Palawan NGO network lawyer Gerti Mayo-Anda likewise criticized the CA’s ruling, saying it gave more weight on the technical aspect rather than the substantive aspect of the case.
“The substantive aspect was lost, it became a technicality. We believe the focus should be on the substantive aspect because the crime is the issue here,” said Anda.
But Anda said the CA decision won’t stop them from supporting the Ortega family in pursuing the case.
A witness to the case was killed recently inside the Quezon district jail in Lucena City in a case that jail officials insisted was suicide but which lawyers of the Public Attorney’s Office (PAO) said involved foul play.
Dennis Aranas was found dead in his cell at the jail supposedly after killing himself.
But Dr. Erwin Erfe, head of the PAO’s forensic laboratory, said Aranas had contusions in the hands and feet, signs of foul play.
Aranas, 37, who had been tagged as a lookout in Ortega’s murder, was found hanging inside his detention cell at the district jail in Lucena City in Quezon on Feb. 5. His family doubted the results of an autopsy conducted by the National Bureau of Investigation that he died of “asphyxia by hanging.”
PAO chief Persida Acosta said Aranas had bruises in the arms and legs, swelling and contusions that could indicate he was a victim of foul play.

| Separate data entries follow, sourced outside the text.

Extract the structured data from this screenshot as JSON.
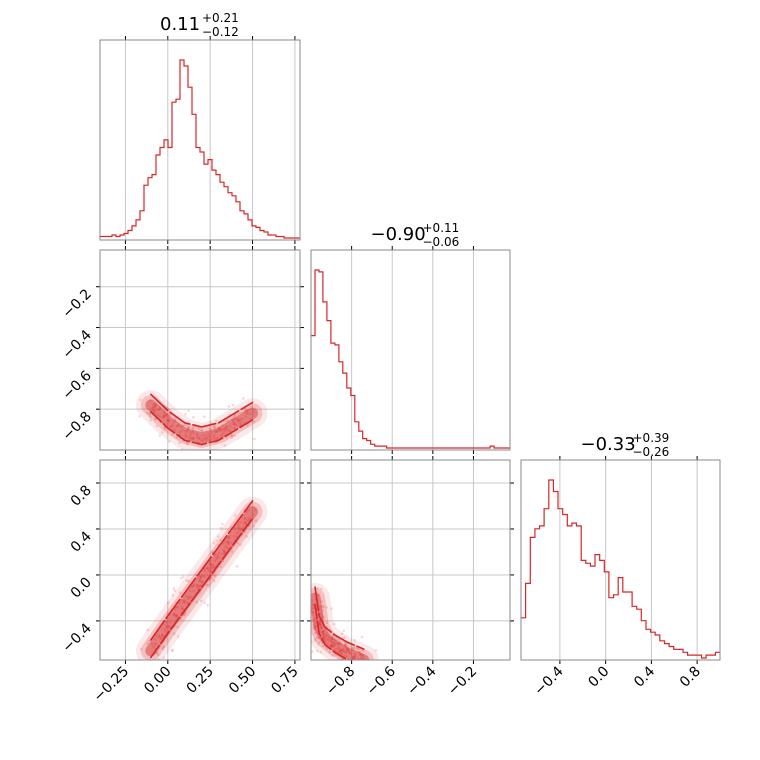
{
  "chart_data": {
    "type": "scatter",
    "subtype": "corner-plot",
    "color": "#d62728",
    "grid": true,
    "parameters": [
      {
        "index": 0,
        "median": 0.11,
        "title": {
          "main": "0.11",
          "plus": "+0.21",
          "minus": "−0.12"
        },
        "range": [
          -0.4,
          0.78
        ],
        "ticks": [
          -0.25,
          0.0,
          0.25,
          0.5,
          0.75
        ],
        "tick_labels": [
          "−0.25",
          "0.00",
          "0.25",
          "0.50",
          "0.75"
        ]
      },
      {
        "index": 1,
        "median": -0.9,
        "title": {
          "main": "−0.90",
          "plus": "+0.11",
          "minus": "−0.06"
        },
        "range": [
          -1.0,
          -0.02
        ],
        "ticks": [
          -0.8,
          -0.6,
          -0.4,
          -0.2
        ],
        "tick_labels": [
          "−0.8",
          "−0.6",
          "−0.4",
          "−0.2"
        ]
      },
      {
        "index": 2,
        "median": -0.33,
        "title": {
          "main": "−0.33",
          "plus": "+0.39",
          "minus": "−0.26"
        },
        "range": [
          -0.74,
          1.0
        ],
        "ticks": [
          -0.4,
          0.0,
          0.4,
          0.8
        ],
        "tick_labels": [
          "−0.4",
          "0.0",
          "0.4",
          "0.8"
        ]
      }
    ],
    "histograms": [
      {
        "param": 0,
        "bin_range": [
          -0.4,
          0.78
        ],
        "counts": [
          1,
          1,
          1,
          2,
          1,
          2,
          3,
          5,
          8,
          12,
          18,
          35,
          40,
          42,
          55,
          60,
          65,
          60,
          90,
          92,
          118,
          114,
          100,
          82,
          60,
          57,
          49,
          52,
          45,
          42,
          37,
          34,
          30,
          28,
          24,
          18,
          16,
          12,
          8,
          7,
          5,
          4,
          2,
          2,
          1,
          1,
          0,
          0,
          0,
          0
        ]
      },
      {
        "param": 1,
        "bin_range": [
          -1.0,
          -0.02
        ],
        "counts": [
          60,
          95,
          94,
          78,
          68,
          56,
          55,
          46,
          40,
          32,
          28,
          14,
          9,
          5,
          4,
          2,
          1,
          1,
          1,
          0,
          0,
          0,
          0,
          0,
          0,
          0,
          0,
          0,
          0,
          0,
          0,
          0,
          0,
          0,
          0,
          0,
          0,
          0,
          0,
          0,
          0,
          0,
          0,
          0,
          0,
          1,
          0,
          0,
          0,
          0
        ]
      },
      {
        "param": 2,
        "bin_range": [
          -0.74,
          1.0
        ],
        "counts": [
          14,
          26,
          42,
          45,
          46,
          52,
          62,
          58,
          52,
          50,
          46,
          47,
          46,
          34,
          33,
          32,
          36,
          34,
          30,
          21,
          22,
          28,
          23,
          23,
          18,
          17,
          13,
          10,
          9,
          8,
          6,
          5,
          4,
          3,
          3,
          2,
          1,
          1,
          1,
          0,
          1,
          1,
          2
        ]
      }
    ],
    "pairs": [
      {
        "x_param": 0,
        "y_param": 1,
        "trend": [
          [
            -0.1,
            -0.78
          ],
          [
            0.0,
            -0.86
          ],
          [
            0.1,
            -0.92
          ],
          [
            0.2,
            -0.94
          ],
          [
            0.3,
            -0.92
          ],
          [
            0.4,
            -0.87
          ],
          [
            0.5,
            -0.82
          ]
        ]
      },
      {
        "x_param": 0,
        "y_param": 2,
        "trend": [
          [
            -0.1,
            -0.66
          ],
          [
            0.0,
            -0.45
          ],
          [
            0.1,
            -0.25
          ],
          [
            0.2,
            -0.05
          ],
          [
            0.3,
            0.15
          ],
          [
            0.4,
            0.35
          ],
          [
            0.5,
            0.55
          ]
        ]
      },
      {
        "x_param": 1,
        "y_param": 2,
        "trend": [
          [
            -0.98,
            -0.2
          ],
          [
            -0.96,
            -0.45
          ],
          [
            -0.93,
            -0.55
          ],
          [
            -0.88,
            -0.62
          ],
          [
            -0.82,
            -0.68
          ],
          [
            -0.74,
            -0.74
          ]
        ]
      }
    ]
  }
}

“Have you seen someone who had undergone [fraternity] hazing rites? That’s how it looked like,” Acosta was quoted as saying in an earlier Inquirer report.
Acosta said Aranas’ family took pictures of the body immediately after he died. “I did not immediately show the pictures to our forensic doctor. When he stepped out of the examination room, he said he, too, saw the bruises,” she said.